Program ini diadakan salah satunya juga karena pemilu di Tanah Air cukup menarik perhatian dunia internasional. Menurutnya ketertarikan global ini tidak hanya sebatas pada proses pelaksanaan pemungutan suara di TPS, tetapi juga adanya keinginan menggali lebih dalam terkait sistem dan manajemen pemilu di Indonesia.

Pendukung calon presiden Anies Baswedan dan calon wakil presiden Muhaimin Iskandar mencoba melakukan simulasi pemungutan suara dalam kampanye yang diselenggarakan oleh relawan pemuda di Jakarta pada 8 Februari 2024. (Foto: AFP)

“Atas dasar itu pada pemilu 2024 ini KPU selaku penyelenggara pemilu di Indonesia kembali mengundang penyelenggara pemilu, NGO internasional, dan perwakilan negara sahabat atau kedutaan untuk hadir dan menyaksikan secara langsung pelaksanaan pemilu 2024,” jelasnya.

Afif menjelaskan sejauh ini ada 193 peserta yang diundang dan akan hadir dalam Election Visit Program tersebut. Peserta yang hadir di antaranya dari 81 perwakilan negara sahabat, 35 orang dari otoritas pemilu di luar negeri, 18 orang dari Lembaga Swadaya Masyarakat (LSM) internasional, dan satu kampus luar negeri.

Para peserta ini, kata Afif, akan mengunjungi sejumlah TPS di tiga provinsi seperti DKI Jakarta, Jawa Barat dan Banten.

Sementara itu, peneliti Perkumpulan untuk Pemilu dan Demokrasi (Perludem) Usep Hasan mengatakan predikat yang didapatkan oleh Indonesia sebagai pemilu paling rumit di dunia masih bisa diperdebatkan.

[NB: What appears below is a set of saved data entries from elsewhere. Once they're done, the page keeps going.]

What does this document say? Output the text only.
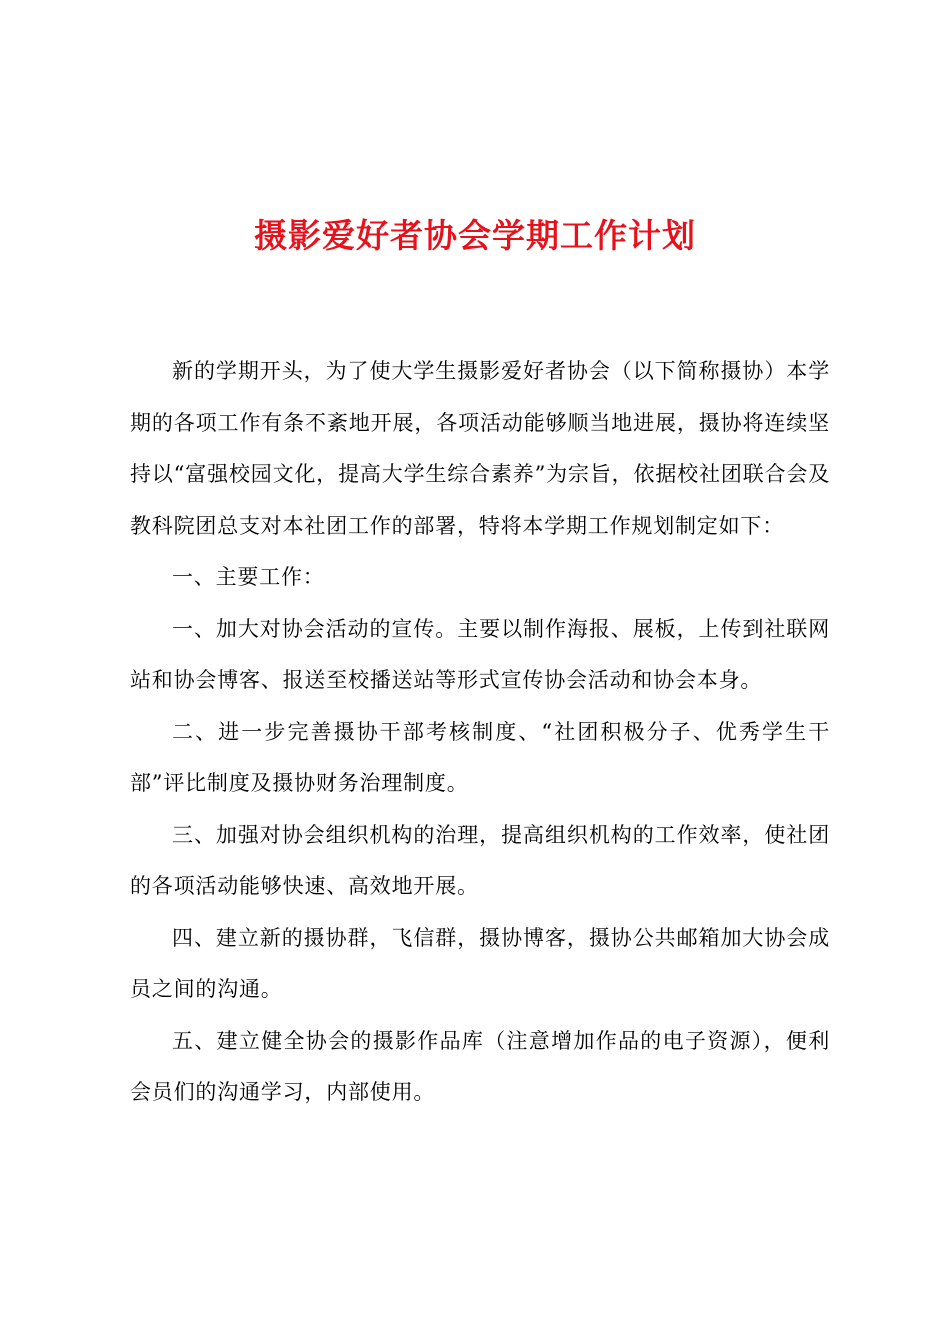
摄影爱好者协会学期工作计划

新的学期开头，为了使大学生摄影爱好者协会（以下简称摄协）本学期的各项工作有条不紊地开展，各项活动能够顺当地进展，摄协将连续坚持以“富强校园文化，提高大学生综合素养”为宗旨，依据校社团联合会及教科院团总支对本社团工作的部署，特将本学期工作规划制定如下：

一、主要工作：

一、加大对协会活动的宣传。主要以制作海报、展板，上传到社联网站和协会博客、报送至校播送站等形式宣传协会活动和协会本身。

二、进一步完善摄协干部考核制度、“社团积极分子、优秀学生干部”评比制度及摄协财务治理制度。

三、加强对协会组织机构的治理，提高组织机构的工作效率，使社团的各项活动能够快速、高效地开展。

四、建立新的摄协群，飞信群，摄协博客，摄协公共邮箱加大协会成员之间的沟通。

五、建立健全协会的摄影作品库（注意增加作品的电子资源），便利会员们的沟通学习，内部使用。
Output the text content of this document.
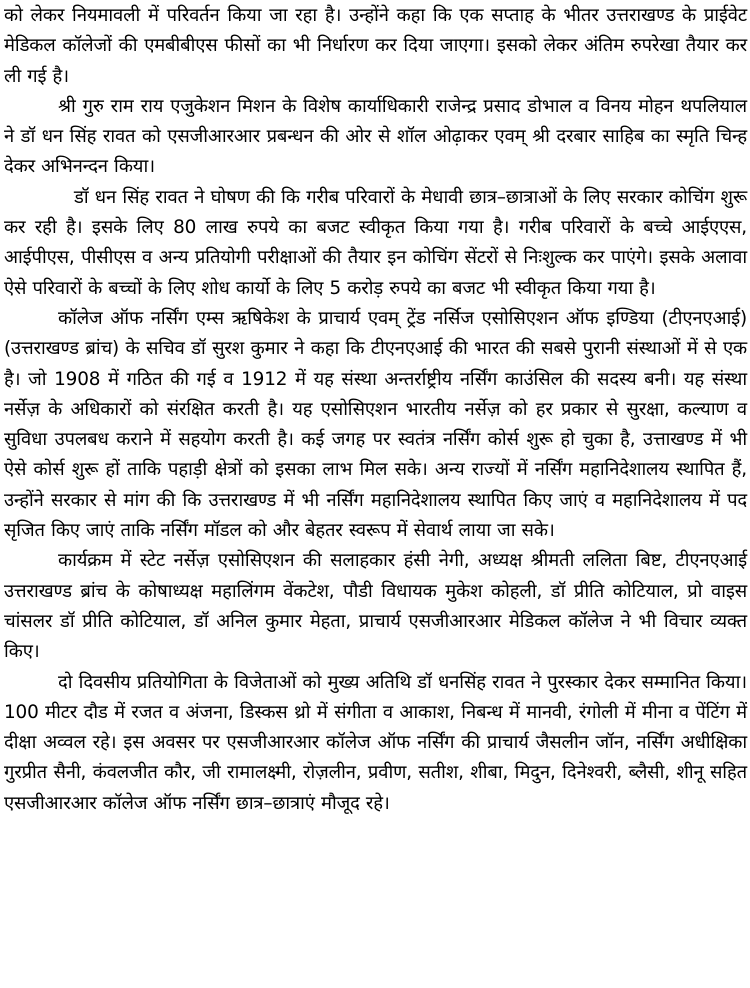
को लेकर नियमावली में परिवर्तन किया जा रहा है। उन्होंने कहा कि एक सप्ताह के भीतर उत्तराखण्ड के प्राईवेट मेडिकल कॉलेजों की एमबीबीएस फीसों का भी निर्धारण कर दिया जाएगा। इसको लेकर अंतिम रुपरेखा तैयार कर ली गई है।

श्री गुरु राम राय एजुकेशन मिशन के विशेष कार्याधिकारी राजेन्द्र प्रसाद डोभाल व विनय मोहन थपलियाल ने डॉ धन सिंह रावत को एसजीआरआर प्रबन्धन की ओर से शॉल ओढ़ाकर एवम् श्री दरबार साहिब का स्मृति चिन्ह देकर अभिनन्दन किया।

डॉ धन सिंह रावत ने घोषण की कि गरीब परिवारों के मेधावी छात्र–छात्राओं के लिए सरकार कोचिंग शुरू कर रही है। इसके लिए 80 लाख रुपये का बजट स्वीकृत किया गया है। गरीब परिवारों के बच्चे आईएएस, आईपीएस, पीसीएस व अन्य प्रतियोगी परीक्षाओं की तैयार इन कोचिंग सेंटरों से निःशुल्क कर पाएंगे। इसके अलावा ऐसे परिवारों के बच्चों के लिए शोध कार्यो के लिए 5 करोड़ रुपये का बजट भी स्वीकृत किया गया है।

कॉलेज ऑफ नर्सिंग एम्स ऋषिकेश के प्राचार्य एवम् ट्रेंड नर्सिज एसोसिएशन ऑफ इण्डिया (टीएनएआई) (उत्तराखण्ड ब्रांच) के सचिव डॉ सुरश कुमार ने कहा कि टीएनएआई की भारत की सबसे पुरानी संस्थाओं में से एक है। जो 1908 में गठित की गई व 1912 में यह संस्था अन्तर्राष्ट्रीय नर्सिंग काउंसिल की सदस्य बनी। यह संस्था नर्सेज़ के अधिकारों को संरक्षित करती है। यह एसोसिएशन भारतीय नर्सेज़ को हर प्रकार से सुरक्षा, कल्याण व सुविधा उपलबध कराने में सहयोग करती है। कई जगह पर स्वतंत्र नर्सिंग कोर्स शुरू हो चुका है, उत्ताखण्ड में भी ऐसे कोर्स शुरू हों ताकि पहाड़ी क्षेत्रों को इसका लाभ मिल सके। अन्य राज्यों में नर्सिंग महानिदेशालय स्थापित हैं, उन्होंने सरकार से मांग की कि उत्तराखण्ड में भी नर्सिंग महानिदेशालय स्थापित किए जाएं व महानिदेशालय में पद सृजित किए जाएं ताकि नर्सिंग मॉडल को और बेहतर स्वरूप में सेवार्थ लाया जा सके।

कार्यक्रम में स्टेट नर्सेज़ एसोसिएशन की सलाहकार हंसी नेगी, अध्यक्ष श्रीमती ललिता बिष्ट, टीएनएआई उत्तराखण्ड ब्रांच के कोषाध्यक्ष महालिंगम वेंकटेश, पौडी विधायक मुकेश कोहली, डॉ प्रीति कोटियाल, प्रो वाइस चांसलर डॉ प्रीति कोटियाल, डॉ अनिल कुमार मेहता, प्राचार्य एसजीआरआर मेडिकल कॉलेज ने भी विचार व्यक्त किए।

दो दिवसीय प्रतियोगिता के विजेताओं को मुख्य अतिथि डॉ धनसिंह रावत ने पुरस्कार देकर सम्मानित किया। 100 मीटर दौड में रजत व अंजना, डिस्कस थ्रो में संगीता व आकाश, निबन्ध में मानवी, रंगोली में मीना व पेंटिंग में दीक्षा अव्वल रहे। इस अवसर पर एसजीआरआर कॉलेज ऑफ नर्सिंग की प्राचार्य जैसलीन जॉन, नर्सिंग अधीक्षिका गुरप्रीत सैनी, कंवलजीत कौर, जी रामालक्ष्मी, रोज़लीन, प्रवीण, सतीश, शीबा, मिदुन, दिनेश्वरी, ब्लैसी, शीनू सहित एसजीआरआर कॉलेज ऑफ नर्सिंग छात्र–छात्राएं मौजूद रहे।
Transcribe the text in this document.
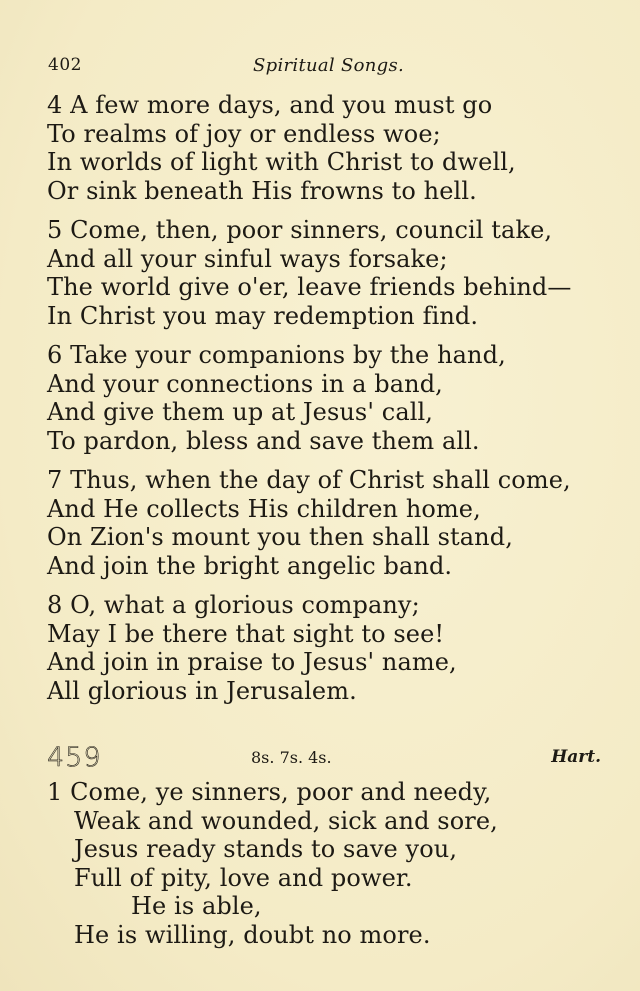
402	Spiritual Songs.
4 A few more days, and you must go
To realms of joy or endless woe;
In worlds of light with Christ to dwell,
Or sink beneath His frowns to hell.
5 Come, then, poor sinners, council take,
And all your sinful ways forsake;
The world give o'er, leave friends behind—
In Christ you may redemption find.
6 Take your companions by the hand,
And your connections in a band,
And give them up at Jesus' call,
To pardon, bless and save them all.
7 Thus, when the day of Christ shall come,
And He collects His children home,
On Zion's mount you then shall stand,
And join the bright angelic band.
8 O, what a glorious company;
May I be there that sight to see!
And join in praise to Jesus' name,
All glorious in Jerusalem.
459	8s. 7s. 4s.	Hart.
1 Come, ye sinners, poor and needy,
Weak and wounded, sick and sore,
Jesus ready stands to save you,
Full of pity, love and power.
He is able,
He is willing, doubt no more.
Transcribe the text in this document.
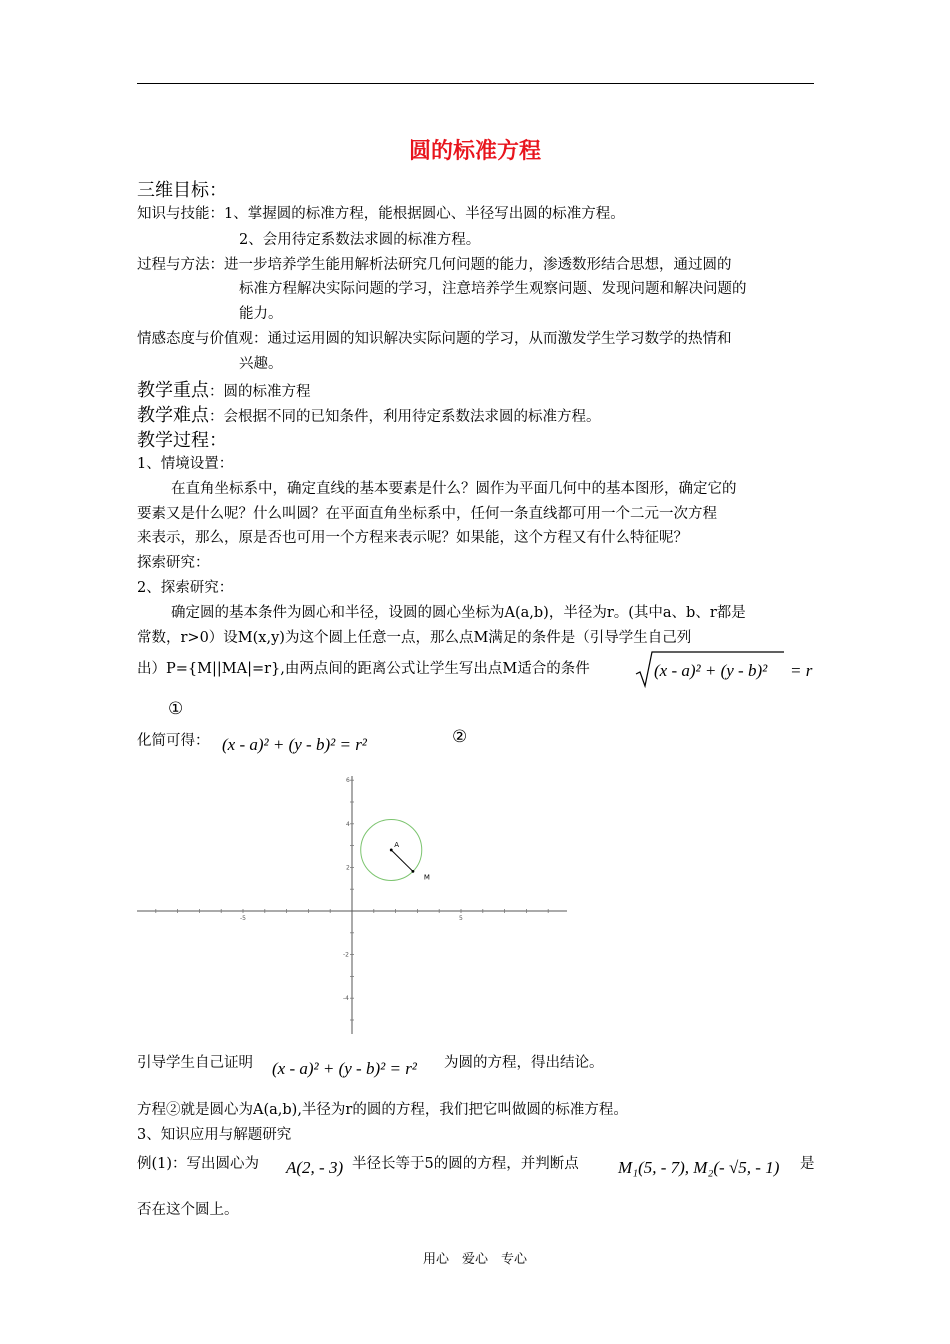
圆的标准方程
三维目标：
知识与技能：1、掌握圆的标准方程，能根据圆心、半径写出圆的标准方程。
2、会用待定系数法求圆的标准方程。
过程与方法：进一步培养学生能用解析法研究几何问题的能力，渗透数形结合思想，通过圆的
标准方程解决实际问题的学习，注意培养学生观察问题、发现问题和解决问题的
能力。
情感态度与价值观：通过运用圆的知识解决实际问题的学习，从而激发学生学习数学的热情和
兴趣。
教学重点：圆的标准方程
教学难点：会根据不同的已知条件，利用待定系数法求圆的标准方程。
教学过程：
1、情境设置：
在直角坐标系中，确定直线的基本要素是什么？圆作为平面几何中的基本图形，确定它的
要素又是什么呢？什么叫圆？在平面直角坐标系中，任何一条直线都可用一个二元一次方程
来表示，那么，原是否也可用一个方程来表示呢？如果能，这个方程又有什么特征呢？
探索研究：
2、探索研究：
确定圆的基本条件为圆心和半径，设圆的圆心坐标为A(a,b)，半径为r。(其中a、b、r都是
常数，r>0）设M(x,y)为这个圆上任意一点，那么点M满足的条件是（引导学生自己列
出）P={M||MA|=r},由两点间的距离公式让学生写出点M适合的条件	(x - a)² + (y - b)² = r
①
化简可得： (x - a)² + (y - b)² = r²	②
A
M
-5	5
6
4
2
-2
-4
引导学生自己证明 (x - a)² + (y - b)² = r² 为圆的方程，得出结论。
方程②就是圆心为A(a,b),半径为r的圆的方程，我们把它叫做圆的标准方程。
3、知识应用与解题研究
例(1)：写出圆心为 A(2, - 3) 半径长等于5的圆的方程，并判断点 M₁(5, - 7), M₂(- √5, - 1) 是
否在这个圆上。
用心　爱心　专心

BACA JUGA: Bawaslu Petakan TPS Rawan di Pemilu 2024

Berdasarkan hasil pengamatannya, sebenarnya masih ada pemilu di negara lain yang tidak kalah rumit dengan pemilu di tanah air.

“Kalau paling rumit, itu debatable ya. Karena bisa jadi yang lebih rumit Filipina. Di Filipina juga pakai sistem presidensial, pilih presidennya langsung. Terus serentak juga. Dan dia bukan hanya milih capres, tapi juga cawapresnya beda kursi, beda kontestasi, beda surat suara,” ungka Usep.

Usep pun lantas menilai pernyataan yang dilontarkan oleh Ketua KPU Hasyim Asyari yang mengharapkan publik bisa menoleransi KPU sebagai penyelenggara pemilu apabila nanti ditemukan berbagai kesalahan dalam pesta demokrasi ini.

“Jadi lebih ke minta kita untuk mengerti. Sebenarnya itu tidak elok ya diucapkan oleh ketua KPU sebagai orang nomor satu dalam penyelenggaraan pemilu ini. Kalaupun bisa mau kita mengerti kan juga tidak relevan pernyataannya, karena pemilu dengan desain yang sama, dengan undang-undang yang sama, dengan kerangka hukum yang sama juga sudah dilakukan di pemilu 2019 dan itu jauh lebih siap dibandingkan pemilu yang 2024 ini,” ungkap Usep.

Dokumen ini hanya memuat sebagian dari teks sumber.